Subject: Re: lib/36938: mbtowc misbehaving after invalid char sequence
To: None <lib-bug-people@netbsd.org, gnats-admin@netbsd.org,>
From: Neil Booth <neil@daikokuya.co.uk>
List: netbsd-bugs
Date: 11/21/2007 13:55:02
The following reply was made to PR lib/36938; it has been noted by GNATS.

From: Neil Booth <neil@daikokuya.co.uk>
To: gnats-bugs@NetBSD.org
Cc: lib-bug-people@netbsd.org, gnats-admin@netbsd.org,
	netbsd-bugs@netbsd.org
Subject: Re: lib/36938: mbtowc misbehaving after invalid char sequence
Date: Wed, 21 Nov 2007 22:52:02 +0900

 Takehiko NOZAKI wrote:-
 
 >   current src/lib/libc/citrus/modules/citrus_utf8.c
 >  (and other multibye encoding modules) implementation:
 >  
 >    219	/* make sure we have the first byte in the buffer */
 >    220	if (psenc->chlen == 0) {
 >    221		if (n-- < 1)
 >    222			goto restart;
 >    223		psenc->ch[psenc->chlen++] = *s0++;
 >    224	}
 >    225
 >    226	c = _UTF8_count[psenc->ch[0] & 0xff];
 >    227	if (c < 1 || c < psenc->chlen)
 >    228		goto ilseq;
 >  
 >   - read first 1-byte into internal-state(line 223).

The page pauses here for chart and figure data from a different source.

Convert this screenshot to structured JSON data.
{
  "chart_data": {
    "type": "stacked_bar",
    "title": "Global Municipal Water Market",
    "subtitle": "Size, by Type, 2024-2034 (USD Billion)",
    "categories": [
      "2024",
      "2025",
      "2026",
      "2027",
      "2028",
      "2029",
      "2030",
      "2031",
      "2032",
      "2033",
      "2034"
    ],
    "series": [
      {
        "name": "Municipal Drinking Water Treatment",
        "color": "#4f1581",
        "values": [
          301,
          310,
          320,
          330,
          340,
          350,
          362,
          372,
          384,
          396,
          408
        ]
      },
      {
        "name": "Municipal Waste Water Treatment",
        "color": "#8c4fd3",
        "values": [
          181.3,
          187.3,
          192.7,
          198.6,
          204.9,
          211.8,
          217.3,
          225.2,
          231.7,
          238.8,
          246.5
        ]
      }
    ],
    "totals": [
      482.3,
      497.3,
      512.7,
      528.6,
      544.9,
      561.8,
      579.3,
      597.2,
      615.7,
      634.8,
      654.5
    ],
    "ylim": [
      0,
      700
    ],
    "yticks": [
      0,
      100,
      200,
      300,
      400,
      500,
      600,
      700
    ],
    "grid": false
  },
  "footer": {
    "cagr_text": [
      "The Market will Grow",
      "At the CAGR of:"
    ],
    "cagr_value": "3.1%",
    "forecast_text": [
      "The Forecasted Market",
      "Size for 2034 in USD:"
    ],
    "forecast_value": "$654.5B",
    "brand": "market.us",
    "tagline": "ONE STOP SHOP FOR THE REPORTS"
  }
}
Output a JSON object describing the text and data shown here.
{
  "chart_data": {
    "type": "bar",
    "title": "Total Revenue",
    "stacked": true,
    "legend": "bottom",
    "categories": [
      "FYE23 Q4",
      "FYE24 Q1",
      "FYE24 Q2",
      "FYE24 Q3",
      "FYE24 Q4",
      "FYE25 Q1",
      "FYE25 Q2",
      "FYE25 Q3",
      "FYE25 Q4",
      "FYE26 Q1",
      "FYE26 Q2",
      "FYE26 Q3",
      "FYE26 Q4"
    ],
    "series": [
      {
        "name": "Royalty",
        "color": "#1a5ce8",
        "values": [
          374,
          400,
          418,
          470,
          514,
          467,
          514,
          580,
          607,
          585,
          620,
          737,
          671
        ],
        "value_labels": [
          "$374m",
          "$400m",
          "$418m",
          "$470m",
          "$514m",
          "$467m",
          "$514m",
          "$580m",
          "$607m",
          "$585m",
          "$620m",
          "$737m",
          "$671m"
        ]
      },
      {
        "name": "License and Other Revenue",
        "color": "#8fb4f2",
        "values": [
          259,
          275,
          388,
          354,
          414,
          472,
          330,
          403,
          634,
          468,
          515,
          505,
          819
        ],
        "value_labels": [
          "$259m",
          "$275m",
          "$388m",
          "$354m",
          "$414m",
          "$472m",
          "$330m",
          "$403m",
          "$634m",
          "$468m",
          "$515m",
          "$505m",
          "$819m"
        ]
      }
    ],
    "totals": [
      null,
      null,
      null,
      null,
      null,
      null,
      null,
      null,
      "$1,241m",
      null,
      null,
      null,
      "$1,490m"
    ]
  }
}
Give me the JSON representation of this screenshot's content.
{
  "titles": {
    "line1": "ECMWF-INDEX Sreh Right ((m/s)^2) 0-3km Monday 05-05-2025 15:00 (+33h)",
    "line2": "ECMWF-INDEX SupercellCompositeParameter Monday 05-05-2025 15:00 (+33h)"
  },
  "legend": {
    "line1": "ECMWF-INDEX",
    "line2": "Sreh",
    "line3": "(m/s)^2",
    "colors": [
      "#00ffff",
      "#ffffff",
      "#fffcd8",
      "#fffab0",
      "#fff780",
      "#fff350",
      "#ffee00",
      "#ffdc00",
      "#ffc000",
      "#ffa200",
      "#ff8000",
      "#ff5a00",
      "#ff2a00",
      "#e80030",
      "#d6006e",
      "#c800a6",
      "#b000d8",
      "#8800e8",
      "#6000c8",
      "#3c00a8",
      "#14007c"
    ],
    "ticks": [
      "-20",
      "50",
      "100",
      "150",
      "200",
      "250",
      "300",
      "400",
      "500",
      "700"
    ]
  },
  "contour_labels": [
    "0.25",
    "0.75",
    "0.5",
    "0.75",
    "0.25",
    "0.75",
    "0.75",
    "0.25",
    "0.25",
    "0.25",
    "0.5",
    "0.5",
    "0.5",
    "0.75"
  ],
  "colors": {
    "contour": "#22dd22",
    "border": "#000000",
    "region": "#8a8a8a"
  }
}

 >   - check it whether valid character or not(line 226-227).
 >  
 >  so that internal-state always become ``none-initial'' state.
 >  
 >   OTOH many mbtowc(3) implementations,
 >  (AFAIK glibc2, Solaris, FreeBSD, MSVC++6) seems that:
 >  
 >   - check first 1-byte is valid character or not(if invalid, return -1).
 >   - store it into internal-state for restart.
 >  
 >  so that internal-state remains ``initial'' state.
 >  
 >  but ``How to store internal-state with pieces of multibyte sequence''
 >  is implementation defined behavior, because SUSv3's documentation
 >  doesn't mention about it(correct me if i'm wrong).
 >  
 >  http://opengroup.org/onlinepubs/007908799/xsh/mbtowc.html
 >  
 >  #  in case of mbrtowc(3) and mbstate_t,
 >  # "the conversion state is undefined" when return value is (size_t)-1.
 >  # 
 >  # http://opengroup.org/onlinepubs/007908799/xsh/mbrtowc.html
 >  # http://opengroup.org/onlinepubs/007908799/xsh/wchar.h.html
 >  
 >   so that, whether current locale is stateless or stateful,
 >  you can not omit to re-initialize internal state of mbtowc(3) by #if 0'ed,
 >  i think.
 >  
 >  
 >  ...but we are minority, we might change behavior in the future.
 
 Nozaki-san, reading the C standard again I think NetBSD is not
 behaving properly here, in the case of a non-state-dependent
 encoding.  The standard says that calls to mbtowc alter the internal
 state "as necessary" (7.20.7).  However, one of the assertions of
 the code I posted is that UTF-8 is not state-dependent; hence the
 converter should always be in the initial shift state (from the
 language user's point of view; I understand this may not be the case in
 the implementation).  So I believe that, since UTF-8 is not a
 state-dependent encoding, we should be able to call mbtowc at any
 time and expect it to be in the initial shift state.
 
 I would agree that it is not 100% clear though.
 
 Neil.